New home builders are looking ahead, and the National Association of Home Builders (NAHB) says this optimism was reflected in its Housing Market Index (HMI) for February.  While the total HMI, which is also sponsored by Wells Fargo, was unchanged from January at 72, its most forward-looking component hit a post-recession high.

The HMI is derived from a monthly survey NAHB conducts among its new-home builder members. The survey asks builders for their perceptions of current market conditions for newly constructed homes and their expectations for-those conditions over the next six months, ranking each as "good," "fair" or "poor." The survey also asks builders to rate traffic of prospective buyers as "high to very high," "average" or "low to very low." Scores for each component are then used to calculate a seasonally adjusted index where any number over 50 indicates that more builders view conditions as good than poor.

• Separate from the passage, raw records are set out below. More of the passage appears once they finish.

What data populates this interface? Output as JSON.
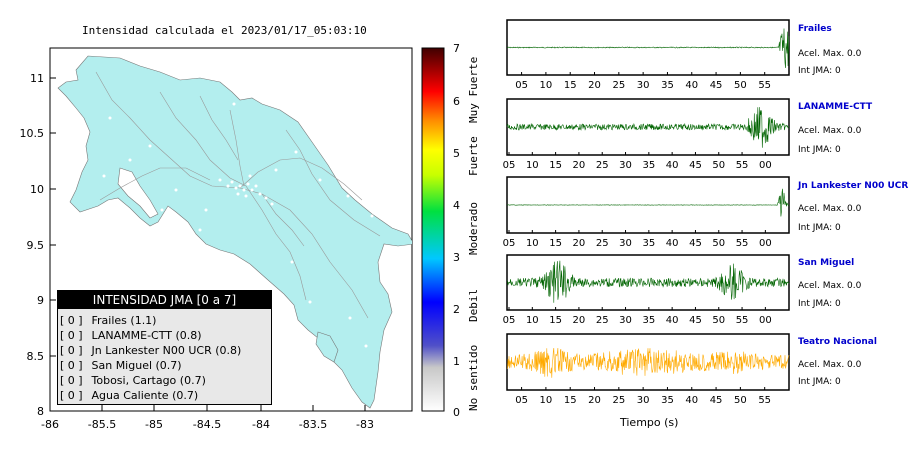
{
  "map": {
    "title": "Intensidad calculada el 2023/01/17_05:03:10",
    "x_ticks": [
      "-86",
      "-85.5",
      "-85",
      "-84.5",
      "-84",
      "-83.5",
      "-83"
    ],
    "y_ticks": [
      "11",
      "10.5",
      "10",
      "9.5",
      "9",
      "8.5",
      "8"
    ],
    "land_color": "#b3eeee",
    "colorbar": {
      "ticks": [
        "0",
        "1",
        "2",
        "3",
        "4",
        "5",
        "6",
        "7"
      ],
      "labels": [
        "No sentido",
        "Debil",
        "Moderado",
        "Fuerte",
        "Muy Fuerte"
      ]
    },
    "legend": {
      "title": "INTENSIDAD JMA [0 a 7]",
      "items": [
        {
          "bracket": "[ 0 ]",
          "name": "Frailes (1.1)"
        },
        {
          "bracket": "[ 0 ]",
          "name": "LANAMME-CTT (0.8)"
        },
        {
          "bracket": "[ 0 ]",
          "name": "Jn Lankester N00 UCR (0.8)"
        },
        {
          "bracket": "[ 0 ]",
          "name": "San Miguel (0.7)"
        },
        {
          "bracket": "[ 0 ]",
          "name": "Tobosi, Cartago (0.7)"
        },
        {
          "bracket": "[ 0 ]",
          "name": "Agua Caliente (0.7)"
        }
      ]
    }
  },
  "chart_data": {
    "type": "line",
    "x_label": "Tiempo (s)",
    "stations": [
      {
        "name": "Frailes",
        "acel": "Acel. Max. 0.0",
        "jma": "Int JMA: 0",
        "ticks": [
          "05",
          "10",
          "15",
          "20",
          "25",
          "30",
          "35",
          "40",
          "45",
          "50",
          "55"
        ],
        "color": "#006400"
      },
      {
        "name": "LANAMME-CTT",
        "acel": "Acel. Max. 0.0",
        "jma": "Int JMA: 0",
        "ticks": [
          "05",
          "10",
          "15",
          "20",
          "25",
          "30",
          "35",
          "40",
          "45",
          "50",
          "55",
          "00"
        ],
        "color": "#006400"
      },
      {
        "name": "Jn Lankester N00 UCR",
        "acel": "Acel. Max. 0.0",
        "jma": "Int JMA: 0",
        "ticks": [
          "05",
          "10",
          "15",
          "20",
          "25",
          "30",
          "35",
          "40",
          "45",
          "50",
          "55",
          "00"
        ],
        "color": "#006400"
      },
      {
        "name": "San Miguel",
        "acel": "Acel. Max. 0.0",
        "jma": "Int JMA: 0",
        "ticks": [
          "05",
          "10",
          "15",
          "20",
          "25",
          "30",
          "35",
          "40",
          "45",
          "50",
          "55",
          "00"
        ],
        "color": "#006400"
      },
      {
        "name": "Teatro Nacional",
        "acel": "Acel. Max. 0.0",
        "jma": "Int JMA: 0",
        "ticks": [
          "05",
          "10",
          "15",
          "20",
          "25",
          "30",
          "35",
          "40",
          "45",
          "50",
          "55"
        ],
        "color": "#ffaa00"
      }
    ]
  }
}
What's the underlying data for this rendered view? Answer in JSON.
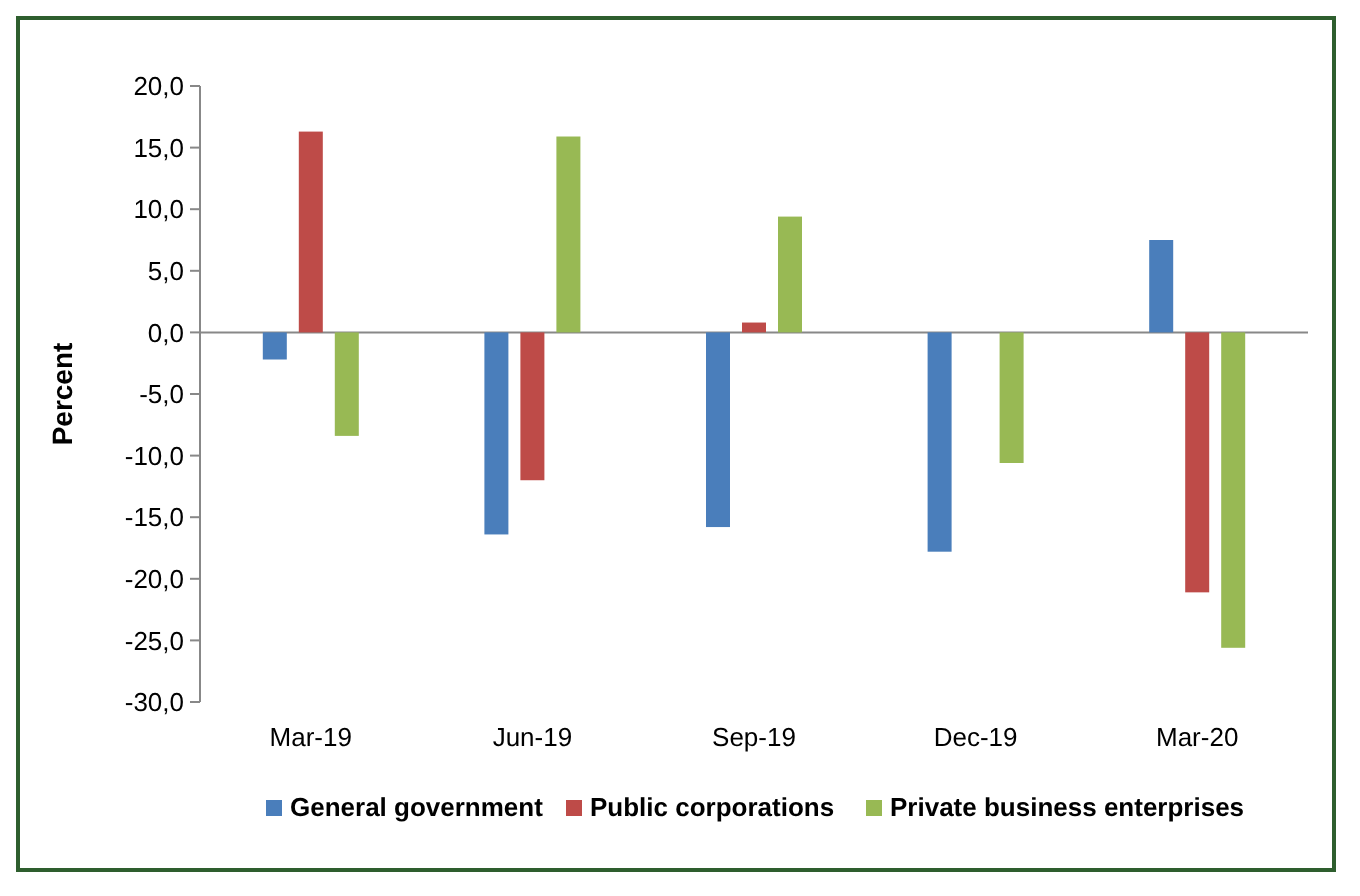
{
  "chart_data": {
    "type": "bar",
    "ylabel": "Percent",
    "categories": [
      "Mar-19",
      "Jun-19",
      "Sep-19",
      "Dec-19",
      "Mar-20"
    ],
    "series": [
      {
        "name": "General government",
        "color": "#4a7ebb",
        "values": [
          -2.2,
          -16.4,
          -15.8,
          -17.8,
          7.5
        ]
      },
      {
        "name": "Public corporations",
        "color": "#be4b48",
        "values": [
          16.3,
          -12.0,
          0.8,
          null,
          -21.1
        ]
      },
      {
        "name": "Private business enterprises",
        "color": "#98b954",
        "values": [
          -8.4,
          15.9,
          9.4,
          -10.6,
          -25.6
        ]
      }
    ],
    "ylim": [
      -30,
      20
    ],
    "yticks": [
      {
        "value": 20,
        "label": "20,0"
      },
      {
        "value": 15,
        "label": "15,0"
      },
      {
        "value": 10,
        "label": "10,0"
      },
      {
        "value": 5,
        "label": "5,0"
      },
      {
        "value": 0,
        "label": "0,0"
      },
      {
        "value": -5,
        "label": "-5,0"
      },
      {
        "value": -10,
        "label": "-10,0"
      },
      {
        "value": -15,
        "label": "-15,0"
      },
      {
        "value": -20,
        "label": "-20,0"
      },
      {
        "value": -25,
        "label": "-25,0"
      },
      {
        "value": -30,
        "label": "-30,0"
      }
    ],
    "legend": "bottom"
  }
}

It was the question about conditions six months in the future that showed the strongest degree of confidence, gaining 2 points from January to a score of 80. The index measuring buyer traffic held steady at 54, and the component gauging current sales conditions dropped one point to 78.

NAHB chief economist Robert Dietz said, "The HMI gauge of future sales expectations has reached a post-recession high, an indicator that consumer demand for housing should grow in the months ahead. With ongoing job creation, increasing owner-occupied household formation, and a tight supply of existing home inventory, the single-family housing sector should continue to strengthen at a gradual but consistent pace."

He added that while the index shows demand conditions are positive, supply-side construction hurdles need to be managed, as scarce labor and building material price increases remain top concerns.

Regional HMI scores are expressed as three-month moving averages. The Midwest rose two points to 72, the South increased one point to 74, the West remained unchanged at 81, and Northeast fell two points to 56.